NFS client problems
Using the output of nfsstat -c, look for the following symptoms:
- timeout > 5%
- The client's RPC requests are timing out before the server can answer them, or the requests are not reaching the server. Check badxids to determine the cause of the timeouts.
- badxids ~ timeout
- RPC requests that have been retransmitted are being handled by the server, and the client is receiving duplicate replies. Increase the timeo parameter for this NFS mount to alleviate the request retransmission, or tune the server to reduce the average request service time.
- badxids ~ 0
- With a large timeout count, this indicates that the network is dropping parts of NFS requests or replies in between the NFS client and server. Reduce the NFS buffer size using the rsize and wsize mount parameters to increase the probability that NFS buffers will transit the network intact.
- badcalls > 0
- RPC calls on soft-mounted filesystems are timing out. If a server has crashed, then badcalls can be expected to increase.
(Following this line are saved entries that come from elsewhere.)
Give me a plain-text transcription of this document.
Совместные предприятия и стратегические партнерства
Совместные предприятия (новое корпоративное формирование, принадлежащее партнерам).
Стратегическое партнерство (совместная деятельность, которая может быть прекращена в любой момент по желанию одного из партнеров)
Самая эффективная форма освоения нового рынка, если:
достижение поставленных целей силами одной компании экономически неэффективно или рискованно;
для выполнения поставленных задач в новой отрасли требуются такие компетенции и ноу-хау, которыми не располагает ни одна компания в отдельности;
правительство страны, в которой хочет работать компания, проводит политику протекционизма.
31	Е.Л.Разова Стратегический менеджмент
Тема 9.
But if badcalls grows during "normal" operation then soft-mounted filesystems should use a larger timeo or retrans value to prevent RPC failures. Better yet, mount the filesystem without the soft option.
- cantconn > 1%
- This indicates that the NFS client is having trouble making a TCP connection to the NFS server. Often this is because the NFS server has been or is down. It can also indicate that the connection queue length in the NFS server is too small, or that an attacker is attempting a denial of service attack on the server by clogging the connection queue. If you cannot eliminate connection queue length as a problem, then use the -l parameter to nfsd to increase the queue length.